Butternut squash pairs beautifully with spicy ginger in this rich and creamy soup. Try it topped with shaved fresh parmesan cheese as suggested here or with a swirl of heavy cream for a pretty presentation.
Ingredients
1 tablespoon unsalted butter
2 cups chopped onion
2 1⁄2 teaspoons kosher salt, divided
1 tablespoon + 1 teaspoon minced fresh ginger
1⁄4 teaspoons cinnamon
Pinch cayenne pepper
6 pounds whole butternut squash (approximately 14 cups cubed)
1 quart chicken stock
2 cups water
1⁄4 cup heavy cream
3⁄4 cup shaved parmesan cheese
Instructions
- Heat butter in a large soup pot or Dutch oven over medium-low heat. Add onion and 1 teaspoon salt and sauté, stirring frequently, for 10 minutes or until softened.
- Stir in ginger, cinnamon, and cayenne and cook for 1 minute. Add butternut squash, chicken stock, and water to pot. Increase heat to high and bring to a boil. reduce heat and simmer, covered, for approximately 30 minutes or until squash is extremely tender.
- Add cream and remaining 1 1⁄2 teaspoons salt to pot. Working in batches, carefully puree soup in blender (or use an immersion blender directly in the pot).
- Ladle bisque into soup bowls, garnish each bowl with 1 tablespoon parmesan shavings, and serve.
- NoTE: A sharp peeler works well for making parmesan curls. Can be made up to 4 days ahead and reheated when ready to serve. Leftovers freeze well.

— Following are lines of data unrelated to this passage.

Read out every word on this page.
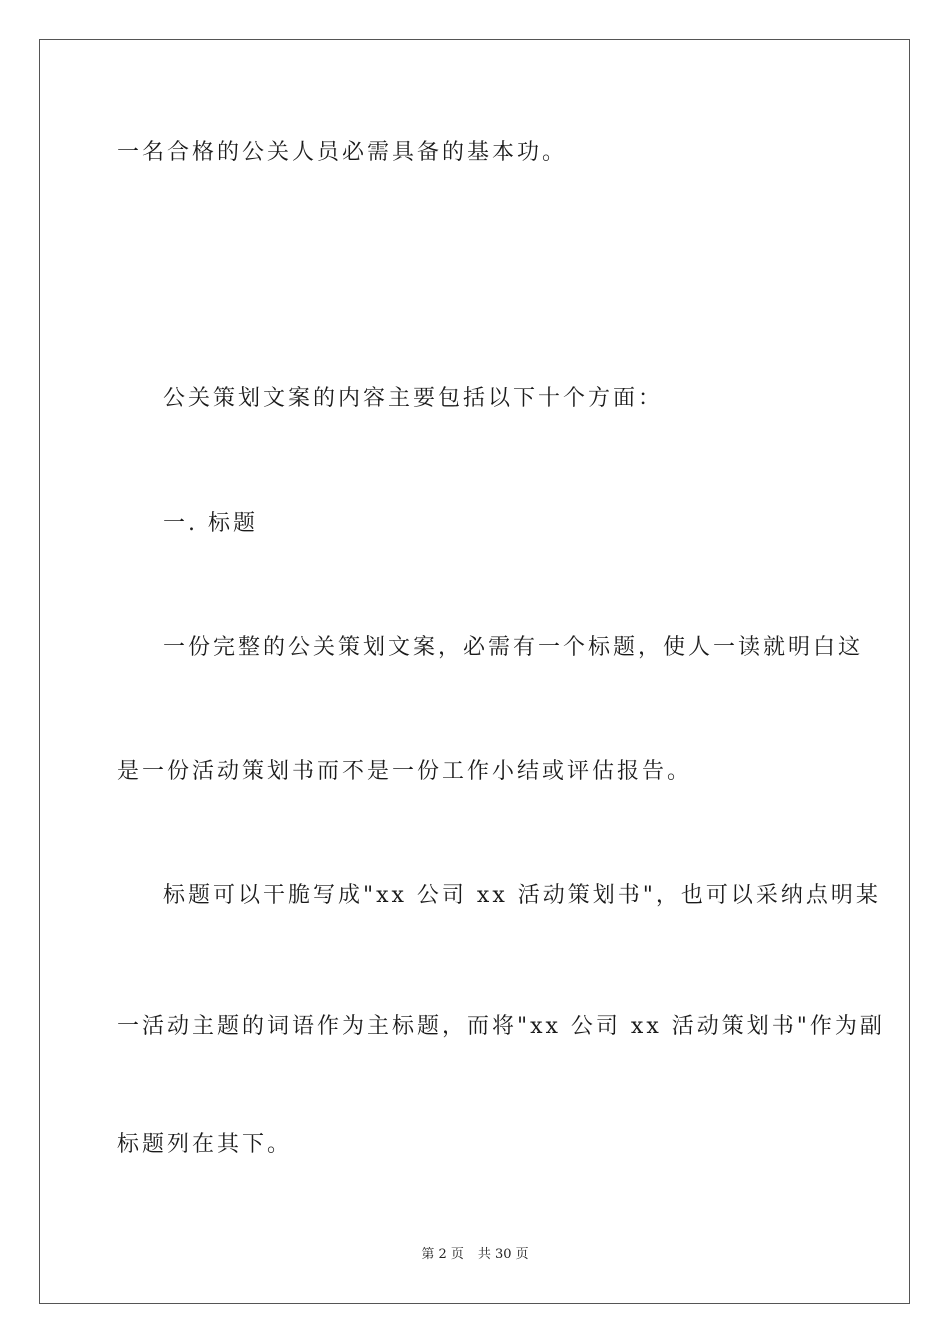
一名合格的公关人员必需具备的基本功。
公关策划文案的内容主要包括以下十个方面：
一. 标题
一份完整的公关策划文案，必需有一个标题，使人一读就明白这
是一份活动策划书而不是一份工作小结或评估报告。
标题可以干脆写成"xx 公司 xx 活动策划书"，也可以采纳点明某
一活动主题的词语作为主标题，而将"xx 公司 xx 活动策划书"作为副
标题列在其下。
第 2 页 共 30 页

- Use a microplane to make quick work of mincing fresh ginger. In a pinch use bottled minced ginger and pre-cut butternut squash cubes. If you like your soup thicker simply omit the additional 2 cups of water when preparing.
Notes
A sharp peeler works well for making parmesan curls. Can be made up to 4 days ahead and reheated when ready to serve. Leftovers freeze well. Use a microplane to make quick work of mincing fresh ginger. In a pinch use bottled minced ginger and pre-cut butternut squash cubes. If you like your soup thicker simply omit the additional 2 cups of water when preparing.






This looks so yummy… I think I will substitute vegetable stock instead of chicken to make it vegetarian. A wonderful fall soup!
I have been thinking about a soup like this for a while, so I was really glad to see this! Thank you.
Great idea, Nadine — please let us know how it works out!